Sorprendido por la luz y por la cantidad de personas reunidas, Gaddo miró a su tía un momento, como si estuviera sopesando cambiar de blanco, y a continuación arrojó el candelabro al suelo con vehemencia.

—¿Qué hago? Vuelvo a mi casa, Virgen santa, y lo primero es que me tropiezo con ese perro tuyo de las pelotas. No hago más que ponerme de pie y ¡esta alimaña me muerde el tobillo!

—Pobrecito, lo has asustado. Estaba durmiendo y lo has pisado, pobre Briciola, ¿qué te hacen estos malvados? Malo, sí, Gaddo ha sido malo, ven, Briciola, ven…

Y la señorita Cosima se dirigió amorosamente hacia su animal, que seguía mostrando dientes y encías al heredero.

Por desgracia, al salir, Artusi había dejado abierta la puerta de su habitación, en la que ronroneaban, no uno, sino dos mininos, los cuales, despertados por aquel alboroto, habían reaccionado de distinta manera.

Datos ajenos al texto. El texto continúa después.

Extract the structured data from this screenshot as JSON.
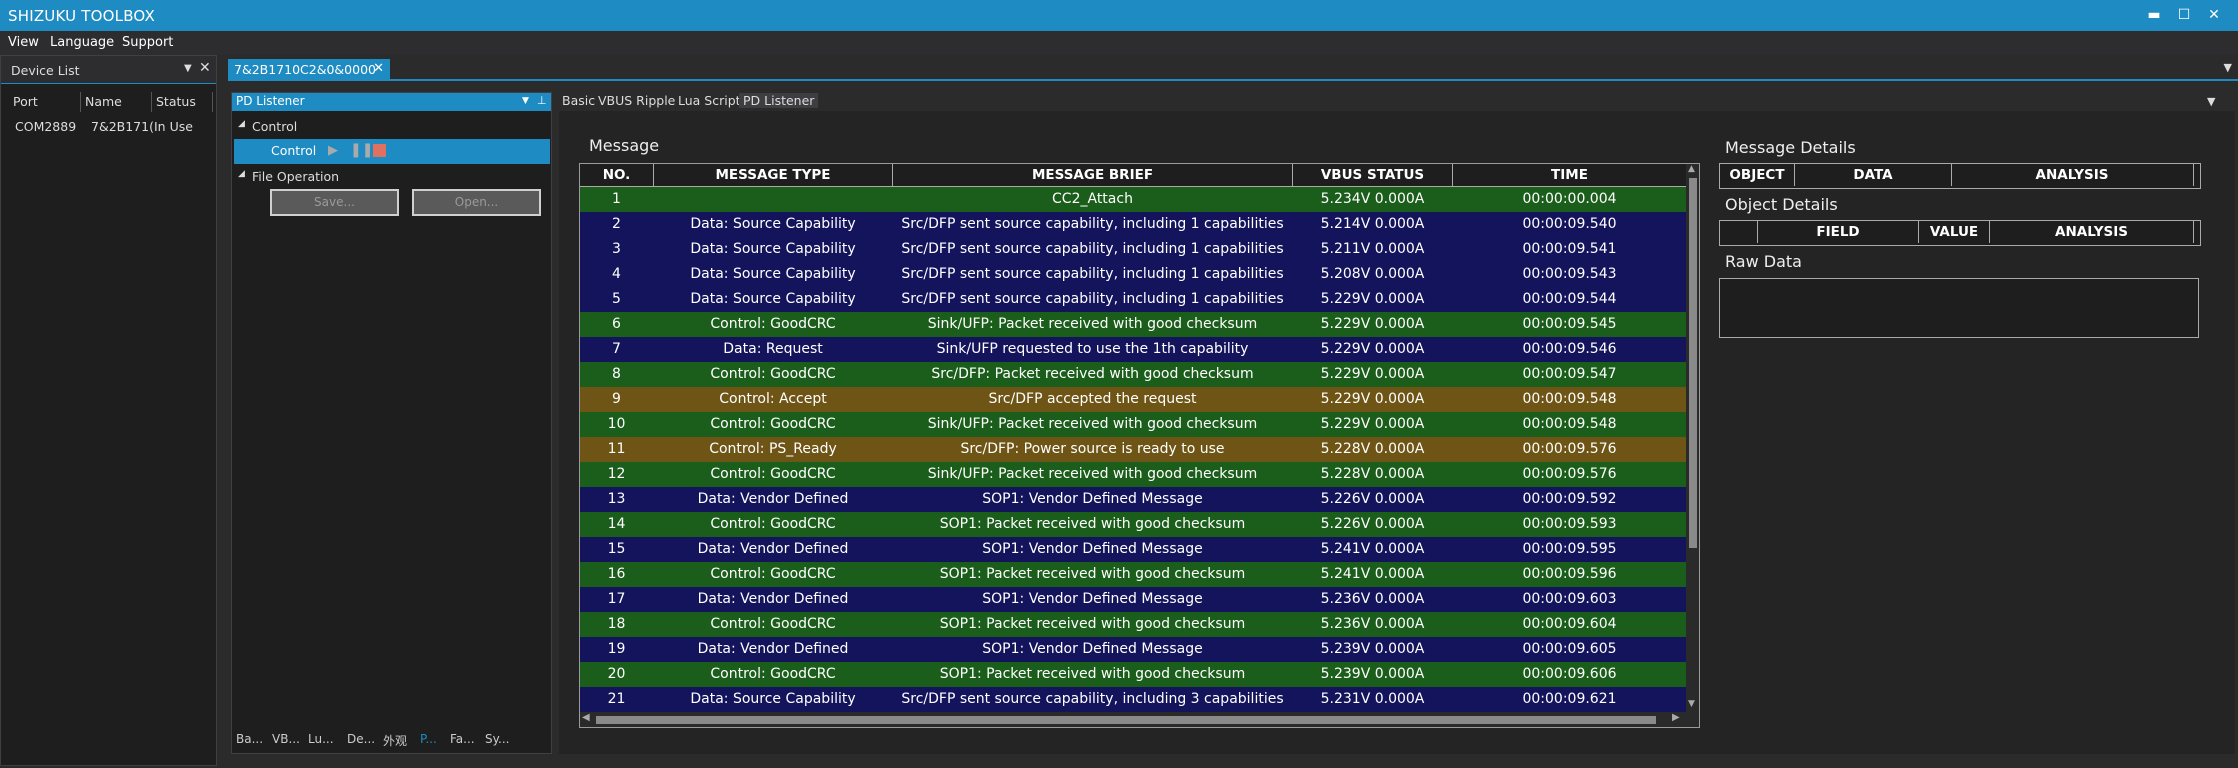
{
  "app": {
    "title": "SHIZUKU TOOLBOX"
  },
  "window_controls": {
    "minimize": "▬",
    "maximize": "☐",
    "close": "✕"
  },
  "menu": [
    "View",
    "Language",
    "Support"
  ],
  "device_list": {
    "title": "Device List",
    "columns": [
      "Port",
      "Name",
      "Status"
    ],
    "rows": [
      {
        "port": "COM2889",
        "name": "7&2B171(",
        "status": "In Use"
      }
    ]
  },
  "document_tab": {
    "label": "7&2B1710C2&0&0000"
  },
  "left_panel": {
    "title": "PD Listener",
    "tree": {
      "control": "Control",
      "control_child": "Control",
      "file_operation": "File Operation"
    },
    "buttons": {
      "save": "Save...",
      "open": "Open..."
    },
    "bottom_tabs": [
      "Ba...",
      "VB...",
      "Lu...",
      "De...",
      "外观",
      "P...",
      "Fa...",
      "Sy..."
    ]
  },
  "sub_tabs": [
    "Basic",
    "VBUS Ripple",
    "Lua Script",
    "PD Listener"
  ],
  "message": {
    "title": "Message",
    "columns": [
      "NO.",
      "MESSAGE TYPE",
      "MESSAGE BRIEF",
      "VBUS STATUS",
      "TIME"
    ],
    "rows": [
      {
        "no": "1",
        "type": "",
        "brief": "CC2_Attach",
        "vbus": "5.234V 0.000A",
        "time": "00:00:00.004",
        "color": "green"
      },
      {
        "no": "2",
        "type": "Data: Source Capability",
        "brief": "Src/DFP sent source capability, including 1 capabilities",
        "vbus": "5.214V 0.000A",
        "time": "00:00:09.540",
        "color": "blue"
      },
      {
        "no": "3",
        "type": "Data: Source Capability",
        "brief": "Src/DFP sent source capability, including 1 capabilities",
        "vbus": "5.211V 0.000A",
        "time": "00:00:09.541",
        "color": "blue"
      },
      {
        "no": "4",
        "type": "Data: Source Capability",
        "brief": "Src/DFP sent source capability, including 1 capabilities",
        "vbus": "5.208V 0.000A",
        "time": "00:00:09.543",
        "color": "blue"
      },
      {
        "no": "5",
        "type": "Data: Source Capability",
        "brief": "Src/DFP sent source capability, including 1 capabilities",
        "vbus": "5.229V 0.000A",
        "time": "00:00:09.544",
        "color": "blue"
      },
      {
        "no": "6",
        "type": "Control: GoodCRC",
        "brief": "Sink/UFP: Packet received with good checksum",
        "vbus": "5.229V 0.000A",
        "time": "00:00:09.545",
        "color": "green"
      },
      {
        "no": "7",
        "type": "Data: Request",
        "brief": "Sink/UFP requested to use the 1th capability",
        "vbus": "5.229V 0.000A",
        "time": "00:00:09.546",
        "color": "blue"
      },
      {
        "no": "8",
        "type": "Control: GoodCRC",
        "brief": "Src/DFP: Packet received with good checksum",
        "vbus": "5.229V 0.000A",
        "time": "00:00:09.547",
        "color": "green"
      },
      {
        "no": "9",
        "type": "Control: Accept",
        "brief": "Src/DFP accepted the request",
        "vbus": "5.229V 0.000A",
        "time": "00:00:09.548",
        "color": "brown"
      },
      {
        "no": "10",
        "type": "Control: GoodCRC",
        "brief": "Sink/UFP: Packet received with good checksum",
        "vbus": "5.229V 0.000A",
        "time": "00:00:09.548",
        "color": "green"
      },
      {
        "no": "11",
        "type": "Control: PS_Ready",
        "brief": "Src/DFP: Power source is ready to use",
        "vbus": "5.228V 0.000A",
        "time": "00:00:09.576",
        "color": "brown"
      },
      {
        "no": "12",
        "type": "Control: GoodCRC",
        "brief": "Sink/UFP: Packet received with good checksum",
        "vbus": "5.228V 0.000A",
        "time": "00:00:09.576",
        "color": "green"
      },
      {
        "no": "13",
        "type": "Data: Vendor Defined",
        "brief": "SOP1: Vendor Defined Message",
        "vbus": "5.226V 0.000A",
        "time": "00:00:09.592",
        "color": "blue"
      },
      {
        "no": "14",
        "type": "Control: GoodCRC",
        "brief": "SOP1: Packet received with good checksum",
        "vbus": "5.226V 0.000A",
        "time": "00:00:09.593",
        "color": "green"
      },
      {
        "no": "15",
        "type": "Data: Vendor Defined",
        "brief": "SOP1: Vendor Defined Message",
        "vbus": "5.241V 0.000A",
        "time": "00:00:09.595",
        "color": "blue"
      },
      {
        "no": "16",
        "type": "Control: GoodCRC",
        "brief": "SOP1: Packet received with good checksum",
        "vbus": "5.241V 0.000A",
        "time": "00:00:09.596",
        "color": "green"
      },
      {
        "no": "17",
        "type": "Data: Vendor Defined",
        "brief": "SOP1: Vendor Defined Message",
        "vbus": "5.236V 0.000A",
        "time": "00:00:09.603",
        "color": "blue"
      },
      {
        "no": "18",
        "type": "Control: GoodCRC",
        "brief": "SOP1: Packet received with good checksum",
        "vbus": "5.236V 0.000A",
        "time": "00:00:09.604",
        "color": "green"
      },
      {
        "no": "19",
        "type": "Data: Vendor Defined",
        "brief": "SOP1: Vendor Defined Message",
        "vbus": "5.239V 0.000A",
        "time": "00:00:09.605",
        "color": "blue"
      },
      {
        "no": "20",
        "type": "Control: GoodCRC",
        "brief": "SOP1: Packet received with good checksum",
        "vbus": "5.239V 0.000A",
        "time": "00:00:09.606",
        "color": "green"
      },
      {
        "no": "21",
        "type": "Data: Source Capability",
        "brief": "Src/DFP sent source capability, including 3 capabilities",
        "vbus": "5.231V 0.000A",
        "time": "00:00:09.621",
        "color": "blue"
      }
    ]
  },
  "message_details": {
    "title": "Message Details",
    "columns": [
      "OBJECT",
      "DATA",
      "ANALYSIS"
    ]
  },
  "object_details": {
    "title": "Object Details",
    "columns": [
      "FIELD",
      "VALUE",
      "ANALYSIS"
    ]
  },
  "raw_data": {
    "title": "Raw Data"
  },
  "colors": {
    "accent": "#1e8bc3",
    "row_green": "#1b5e1b",
    "row_blue": "#14145c",
    "row_brown": "#6e5516"
  }
}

Sibillone, temeroso por naturaleza, se había metido bajo la cama; Bianchino, más emprendedor, había salido al corredor y localizado de inmediato al enemigo.

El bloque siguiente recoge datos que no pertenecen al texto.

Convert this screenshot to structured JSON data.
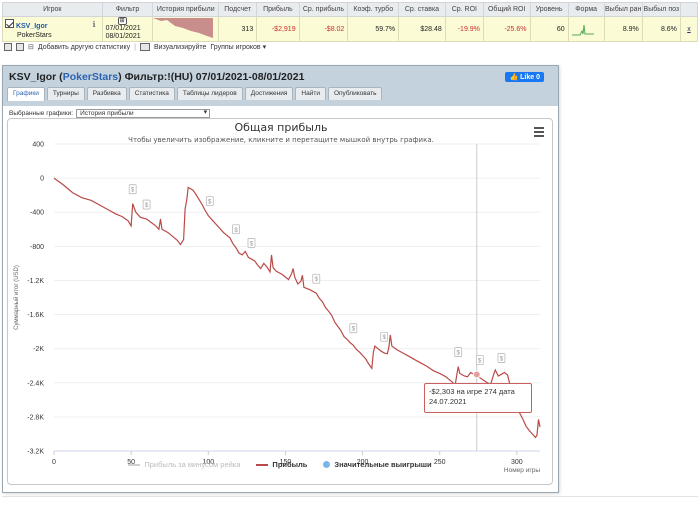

Así, conforme la señorita se acercaba, el gatazo se había hinchado como una pelota y había comenzado a resoplar; luego, valorando que el enemigo pesaba menos que él y no tenía garras afiladas, se había lanzado al ataque.

Los momentos que siguieron fueron convulsos.

En el centro del corredor, los dos animales formaron una bola de pelo maullogruñidora, mientras a los lados los espectadores asistían impotentes.

A la vez que Artusi intentaba llamar al orden a su animal en dialecto romañol —ven bán qua, Biancunzén, ven bán qua—, la señorita Bonaiuti Ferro se dirigió hacia la esfera peluda e intentó resolver la situación asestando una buena patada en pleno cuello al felino, el cual se encontraba encima del perrito y lo estaba maltratando. Sin embargo, cuando la señorita se disponía a soltar la patada, las dos bestias habían invertido su posición, de modo que el pie de la señorita Cosima impactó con vigor contra su propio animalito, doblándolo en forma de herradura y proyectándolo hacia la pared, sobre la que se estampó con un aullido.

Al ver la escena, Gaddo se había quedado petrificado, pero inmediatamente después, con un bufido ahogado, se echó a reír.

Un instante más tarde, reían todos.

Todos, incluida Barbarici con su cuellito de tortuga, Artusi con su bigotazo de militar y el doctor con su barbaza de persona seria.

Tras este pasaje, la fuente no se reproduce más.